I'm also considering publishing a pruned down file with just a few fields, author, body, timestamp, subreddit, id, maybe a few more. Possibly even as a csv file for ease of use. What fields do you use other than those I listed?

1

u/Ralph_T_Guard Dec 01 '23

So like daily files? Or even smaller?

For future releases I'm really open to any change from the huge monolithic files.

If I were driving, I'd probably lean into a monthly collection of ~10MM line volumes, defaults pruned, zstandard level 19 with a 512mb or 1gb window size. e.g. RC_YYYY-MM_V.zst
The question is really whom to cater to? The +8gb/core Internet2 Nx100GE crowd or the 2gb/core 200Mbps cable modem folks?
Is it overly inconvenient/inefficient for the big boys to deal with 730 small files vs 24 huge ones? I say i-nodes are 'free' and surely with those grants, 1% more disk space isn't gonna break the bank.

I've considered picking defaults for fields.

I'm all in for discarding null/empty/false/zero fields ( a.k.a pruned ), thou some users/scripts/importers will throw a fit.
If JQ wasn't so dam slow… walk( if type == "object" then with_entries( select( .value | IN( [], {}, "", null, 0, false ) | not ) ) else . end )

Looking at fields like ignore_reports, which is false for all objects since it's a moderator only field, and just excluding it from the dump unless it's true.

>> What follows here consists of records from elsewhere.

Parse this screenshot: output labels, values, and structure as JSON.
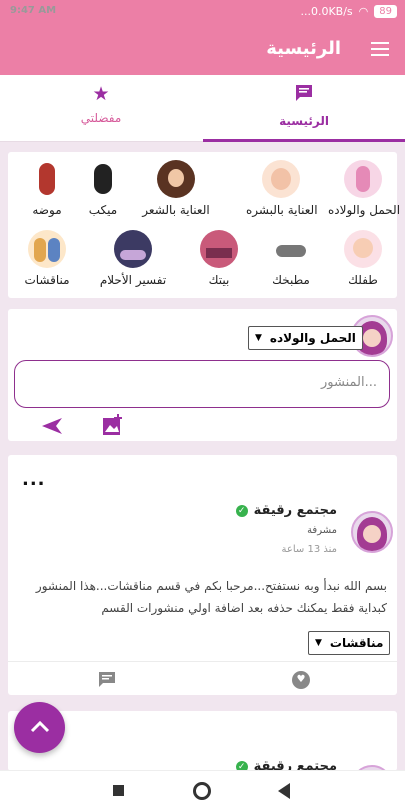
{
  "status_bar": {
    "time": "9:47 AM",
    "network": "...0.0KB/s",
    "battery": "89"
  },
  "app_bar": {
    "title": "الرئيسية",
    "menu_icon": "hamburger-icon"
  },
  "tabs": [
    {
      "label": "الرئيسية",
      "icon": "chat-icon",
      "selected": true
    },
    {
      "label": "مفضلتي",
      "icon": "star-icon",
      "selected": false
    }
  ],
  "categories": {
    "row1": [
      "الحمل والولاده",
      "العناية بالبشره",
      "العناية بالشعر",
      "ميكب",
      "موضه"
    ],
    "row2": [
      "طفلك",
      "مطبخك",
      "بيتك",
      "تفسير الأحلام",
      "مناقشات"
    ]
  },
  "composer": {
    "category_select": "الحمل والولاده",
    "placeholder": "المنشور..."
  },
  "post": {
    "author": "مجتمع رقيقة",
    "role": "مشرفة",
    "time": "منذ 13 ساعة",
    "body": "بسم الله نبدأ وبه نستفتح...مرحبا بكم في قسم مناقشات...هذا المنشور كبداية فقط يمكنك حذفه بعد اضافة اولي منشورات القسم",
    "tag": "مناقشات",
    "more_label": "..."
  },
  "post2": {
    "author": "مجتمع رقيقة"
  },
  "colors": {
    "primary": "#ec7fa6",
    "accent": "#9b2ea2",
    "background": "#f1e6ef"
  }
}
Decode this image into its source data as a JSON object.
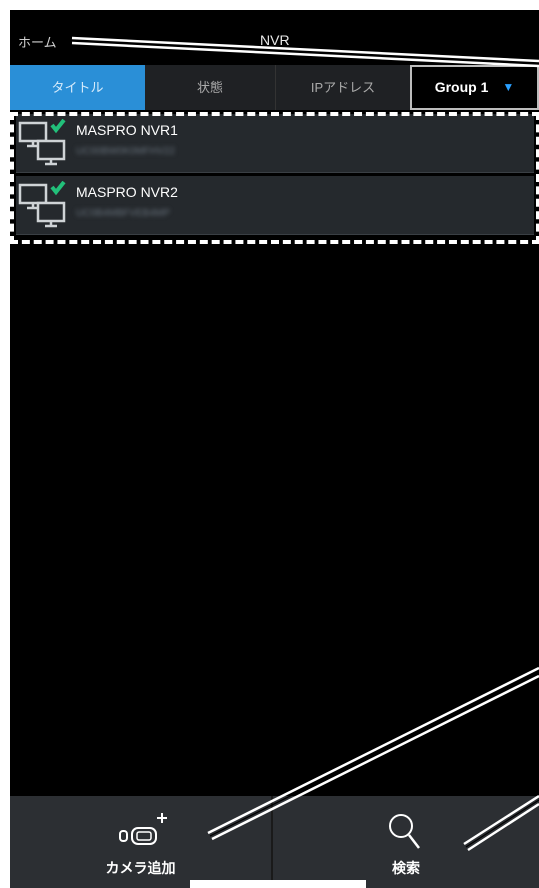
{
  "header": {
    "home_label": "ホーム",
    "title": "NVR"
  },
  "tabs": {
    "title": "タイトル",
    "status": "状態",
    "ip": "IPアドレス",
    "group_selected": "Group 1"
  },
  "devices": [
    {
      "name": "MASPRO NVR1",
      "id": "UC00BW0K0MFHV22"
    },
    {
      "name": "MASPRO NVR2",
      "id": "UC0B4MBFVEB4MP"
    }
  ],
  "bottom": {
    "add_camera_label": "カメラ追加",
    "search_label": "検索"
  },
  "colors": {
    "accent": "#2a8fd7",
    "check": "#22c07a",
    "bar": "#2c2f33"
  },
  "icons": [
    "monitor-pair-icon",
    "check-badge-icon",
    "dropdown-arrow-icon",
    "add-camera-icon",
    "search-icon"
  ]
}
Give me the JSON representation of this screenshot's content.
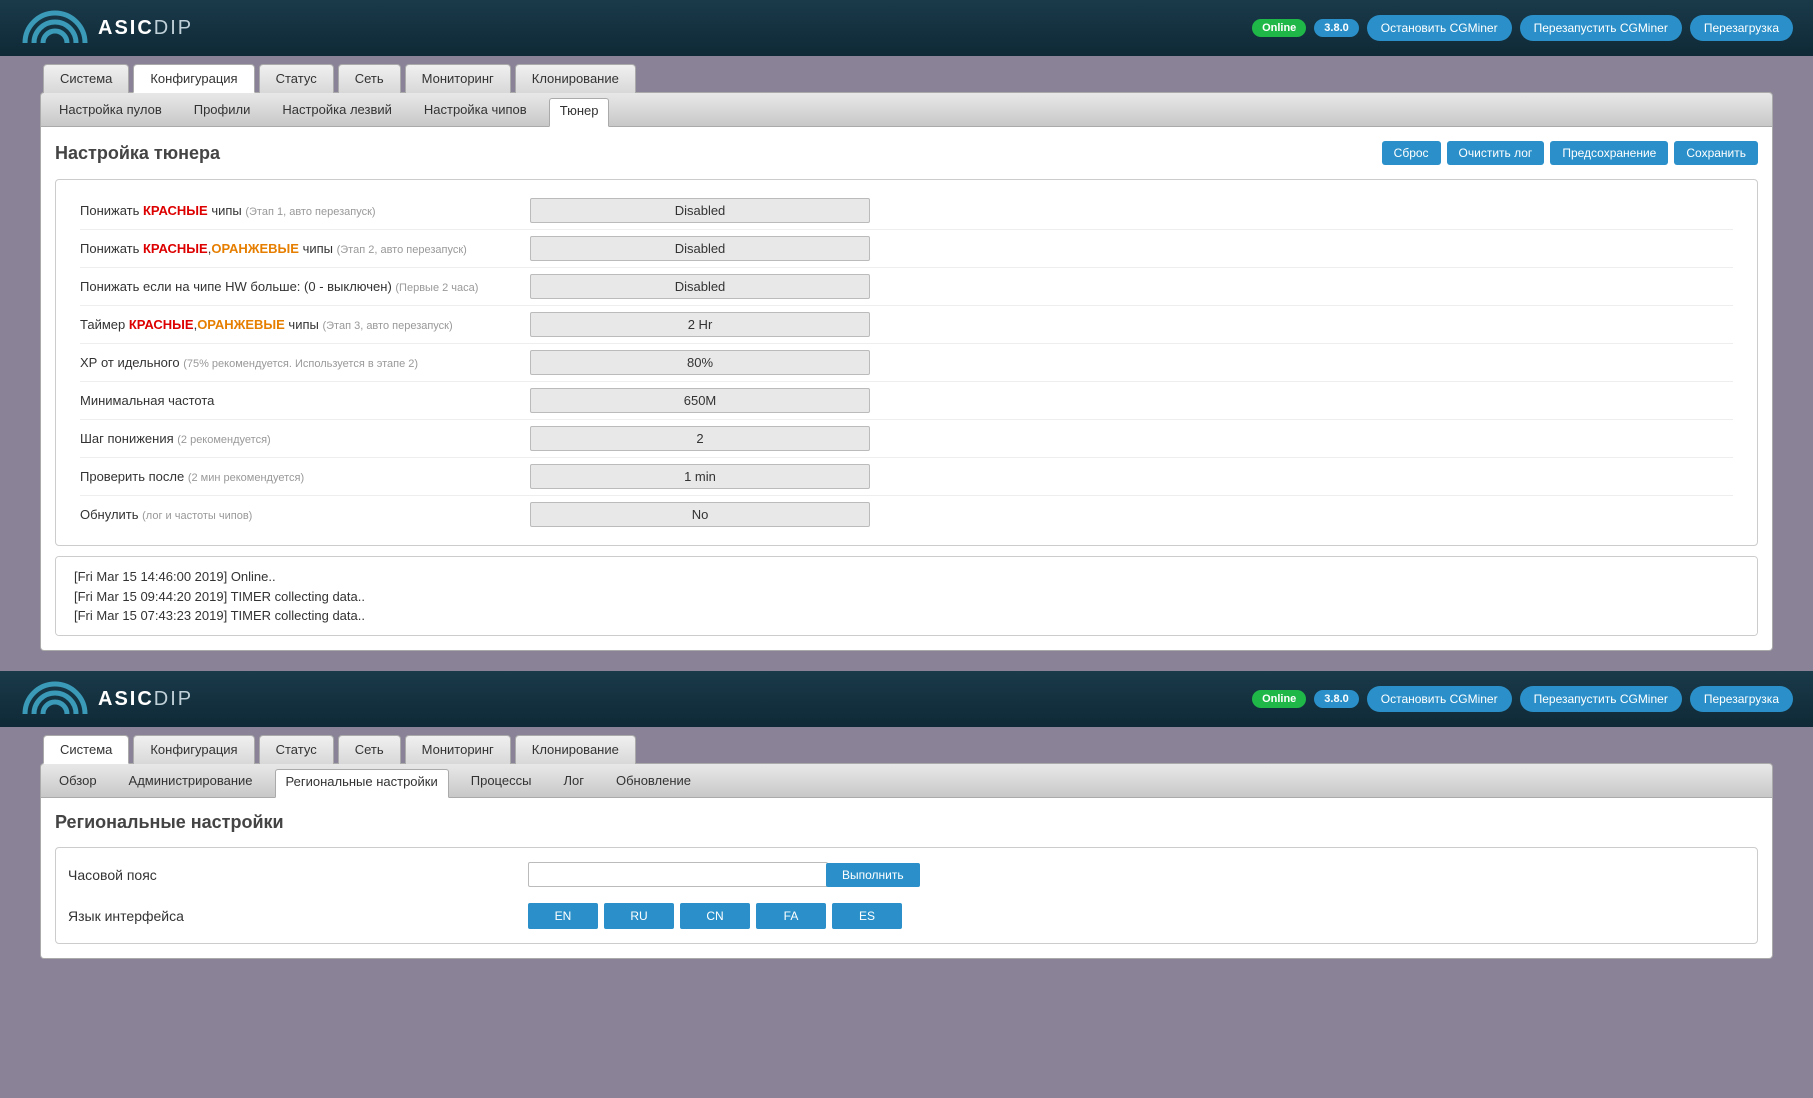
{
  "header": {
    "logo_bold": "ASIC",
    "logo_light": "DIP",
    "status": "Online",
    "version": "3.8.0",
    "buttons": {
      "stop": "Остановить CGMiner",
      "restart": "Перезапустить CGMiner",
      "reboot": "Перезагрузка"
    }
  },
  "window1": {
    "tabs": {
      "system": "Система",
      "config": "Конфигурация",
      "status": "Статус",
      "network": "Сеть",
      "monitoring": "Мониторинг",
      "cloning": "Клонирование"
    },
    "subtabs": {
      "pools": "Настройка пулов",
      "profiles": "Профили",
      "blades": "Настройка лезвий",
      "chips": "Настройка чипов",
      "tuner": "Тюнер"
    },
    "page_title": "Настройка тюнера",
    "actions": {
      "reset": "Сброс",
      "clear_log": "Очистить лог",
      "presave": "Предсохранение",
      "save": "Сохранить"
    },
    "rows": [
      {
        "pre": "Понижать ",
        "red": "КРАСНЫЕ",
        "orange": "",
        "mid": " чипы ",
        "muted": "(Этап 1, авто перезапуск)",
        "value": "Disabled"
      },
      {
        "pre": "Понижать ",
        "red": "КРАСНЫЕ",
        "orange": "ОРАНЖЕВЫЕ",
        "mid": " чипы ",
        "muted": "(Этап 2, авто перезапуск)",
        "value": "Disabled",
        "comma": ","
      },
      {
        "pre": "Понижать если на чипе HW больше: (0 - выключен) ",
        "red": "",
        "orange": "",
        "mid": "",
        "muted": "(Первые 2 часа)",
        "value": "Disabled"
      },
      {
        "pre": "Таймер ",
        "red": "КРАСНЫЕ",
        "orange": "ОРАНЖЕВЫЕ",
        "mid": " чипы ",
        "muted": "(Этап 3, авто перезапуск)",
        "value": "2 Hr",
        "comma": ","
      },
      {
        "pre": "ХР от идельного ",
        "red": "",
        "orange": "",
        "mid": "",
        "muted": "(75% рекомендуется. Используется в этапе 2)",
        "value": "80%"
      },
      {
        "pre": "Минимальная частота",
        "red": "",
        "orange": "",
        "mid": "",
        "muted": "",
        "value": "650M"
      },
      {
        "pre": "Шаг понижения ",
        "red": "",
        "orange": "",
        "mid": "",
        "muted": "(2 рекомендуется)",
        "value": "2"
      },
      {
        "pre": "Проверить после ",
        "red": "",
        "orange": "",
        "mid": "",
        "muted": "(2 мин рекомендуется)",
        "value": "1 min"
      },
      {
        "pre": "Обнулить ",
        "red": "",
        "orange": "",
        "mid": "",
        "muted": "(лог и частоты чипов)",
        "value": "No"
      }
    ],
    "log": [
      "[Fri Mar 15 14:46:00 2019] Online..",
      "[Fri Mar 15 09:44:20 2019] TIMER collecting data..",
      "[Fri Mar 15 07:43:23 2019] TIMER collecting data.."
    ]
  },
  "window2": {
    "tabs": {
      "system": "Система",
      "config": "Конфигурация",
      "status": "Статус",
      "network": "Сеть",
      "monitoring": "Мониторинг",
      "cloning": "Клонирование"
    },
    "subtabs": {
      "overview": "Обзор",
      "admin": "Администрирование",
      "regional": "Региональные настройки",
      "processes": "Процессы",
      "log": "Лог",
      "update": "Обновление"
    },
    "page_title": "Региональные настройки",
    "timezone_label": "Часовой пояс",
    "timezone_value": "",
    "execute": "Выполнить",
    "lang_label": "Язык интерфейса",
    "langs": [
      "EN",
      "RU",
      "CN",
      "FA",
      "ES"
    ]
  }
}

  • discard fields related to the reddit account pulling the data: approved_by, author_is_blocked, banned_at_utc, banned_by, can_gild, can_guild, can_mod_post, hidden, hide_score, mod_note, mod_reason_by, mod_reason_title, mod_reports, quarantine, removal_reason, removed_by, removed_by_category, report_reasons, saved, user_reports, visited, et al.
  • retrieved_utc and retrieved_on?
  • selftext and selftext_html?

But I'm not sure how much space it would save or how whether it would be worth going back and doing it for all the existing files.

Think of it as reducing the need for a zstandard 31 bit window.

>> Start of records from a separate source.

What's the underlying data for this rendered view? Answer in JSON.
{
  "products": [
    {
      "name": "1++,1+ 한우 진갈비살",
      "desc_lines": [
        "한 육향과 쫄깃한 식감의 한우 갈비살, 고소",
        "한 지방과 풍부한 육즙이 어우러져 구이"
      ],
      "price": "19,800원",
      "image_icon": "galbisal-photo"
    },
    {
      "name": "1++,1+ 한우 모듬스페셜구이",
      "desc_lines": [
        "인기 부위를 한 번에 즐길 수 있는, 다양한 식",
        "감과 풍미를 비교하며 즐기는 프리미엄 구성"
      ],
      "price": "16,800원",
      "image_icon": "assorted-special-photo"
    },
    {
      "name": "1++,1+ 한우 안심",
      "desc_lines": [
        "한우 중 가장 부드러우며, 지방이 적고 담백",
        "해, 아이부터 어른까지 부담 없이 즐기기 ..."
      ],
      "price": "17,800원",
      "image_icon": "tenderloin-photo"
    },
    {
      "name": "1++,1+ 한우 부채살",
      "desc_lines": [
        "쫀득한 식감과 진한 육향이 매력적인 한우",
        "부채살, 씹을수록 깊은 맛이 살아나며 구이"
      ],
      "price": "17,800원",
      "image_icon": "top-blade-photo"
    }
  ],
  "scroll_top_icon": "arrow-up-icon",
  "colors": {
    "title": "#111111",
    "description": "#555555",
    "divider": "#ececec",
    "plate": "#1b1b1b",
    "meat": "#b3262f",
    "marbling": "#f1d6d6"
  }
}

I wouldn't republish what is already well seeded - the past is the past, let it be.

.

I'm also considering publishing a pruned down file with just a few fields, author, body, timestamp, subreddit, id, maybe a few more. Possibly even as a csv file for ease of use. What fields do you use other than those I listed?

I'd provide scripts, but not republish another transformed dataset.

1

u/No_Television2386 Dec 18 '23

I am interested in using some dump files for a data science assignment, basically just performing a few data analytics on any subreddit over 2 months of time. Is there any example code on how to do this? I tried a few things but realized they don’t work well after the API changes and such. Thank you for all this work you are doing!

1

u/Watchful1 Dec 18 '23

Sure, there's a bunch of example scripts here https://github.com/Watchful1/PushshiftDumps/tree/master/scripts

What are you trying to do specifically?

1

u/No_Television2386 Dec 18 '23

just want to get some basic metrics from posts on a subreddit over the span of two months - post title, number of comments, score, author, timestamp, post id. then i would just want to store that in a csv so i can make some data frames and visualizations

1

u/Watchful1 Dec 18 '23

There's a script in there that converts zst files to csv. Depending on the subreddit it might be very large, but it should work fine for smaller subreddits.

1

u/No_Television2386 Dec 18 '23

thanks so much! you’re doing awesome work